Documentation Processing Parse technical documentation for search and indexing.
Citation Extraction Build citation databases from academic literature.
Content Structuring Prepare structured content for downstream analysis or ML pipelines.
Key Functions Reference
markdown.generate_toc()
fc.markdown.generate_toc(fc.col( "markdown" ))
Generates a hierarchical table of contents from all heading levels.
fc.markdown.extract_header_chunks(
fc.col( "markdown" ),
header_level = 2 # Extract up to level 2 headings
)
Extracts sections as an array of structs with heading, content, and hierarchy fields.
markdown.to_json()
fc.markdown.to_json(fc.col( "markdown" ))
Converts markdown to a nested JSON structure for complex querying.
json.jq()
fc.json.jq(
fc.col( "json_data" ),
'.children[0].content[0].text' # JQ query
)
Executes JQ queries on JSON data for powerful navigation and transformation.
fc.text.extract(
fc.col( "text" ),
"[$ {ref_number:none} ] $ {content:none} " # Template pattern
)
Extracts structured data using template patterns with ${field:type} syntax.

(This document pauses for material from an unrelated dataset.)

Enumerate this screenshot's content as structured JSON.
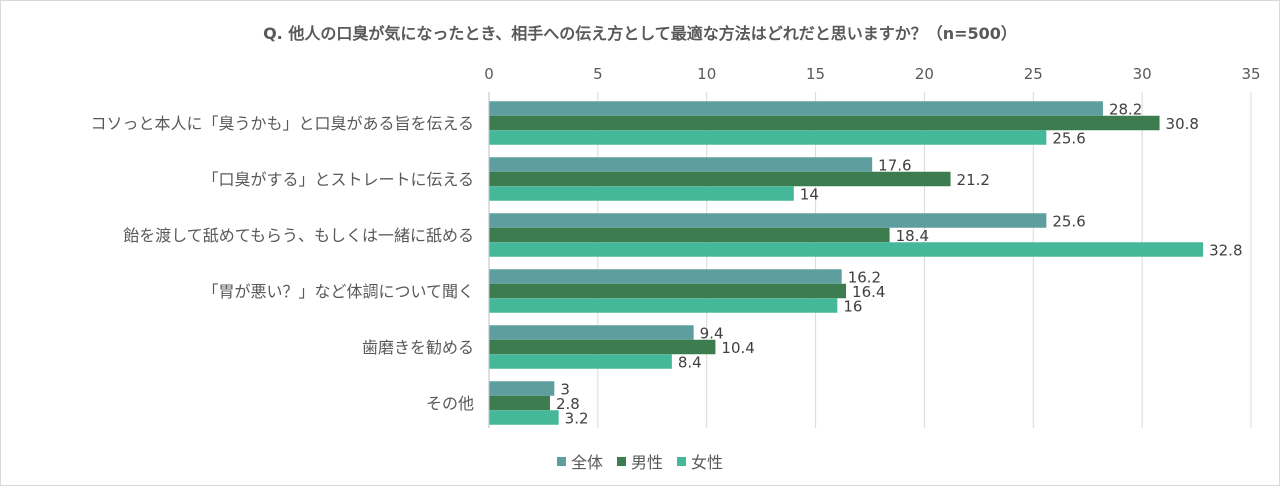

Advanced Features Demonstrated
Chaining Operations
# Chain multiple transformations
result = (
df.select(fc.col( "content" ).cast(fc.MarkdownType).alias( "md" ))
.select(fc.markdown.extract_header_chunks(fc.col( "md" ), header_level = 2 ).alias( "sections" ))
.explode( "sections" )
.unnest( "sections" )
.filter(fc.col( "heading" ).contains( "Introduction" ))
.select(fc.col( "content" ))
)
Type Conversions
# Cast between types as needed
df.select(
fc.col( "markdown" ).cast(fc.MarkdownType), # String -> MarkdownType
fc.markdown.to_json(fc.col( "markdown" )), # MarkdownType -> JsonType
fc.col( "json" ).cast(fc.StringType) # JsonType -> StringType
)
Expected Output
The pipeline demonstrates:
✓ Loading markdown documents into Fenic DataFrames
✓ Generating table of contents with markdown.generate_toc()
✓ Extracting structured sections with markdown.extract_header_chunks()
✓ Converting arrays to rows with explode() and unnest()
✓ Filtering DataFrames to find specific sections
✓ Text processing with split() and regex patterns
✓ Converting markdown to JSON with markdown.to_json()
✓ Querying JSON structures with json.jq()
✓ Template-based text extraction with text.extract()
✓ Structured citation parsing into separate fields
Combine markdown processing with semantic operations to build powerful document analysis pipelines that understand both structure and content.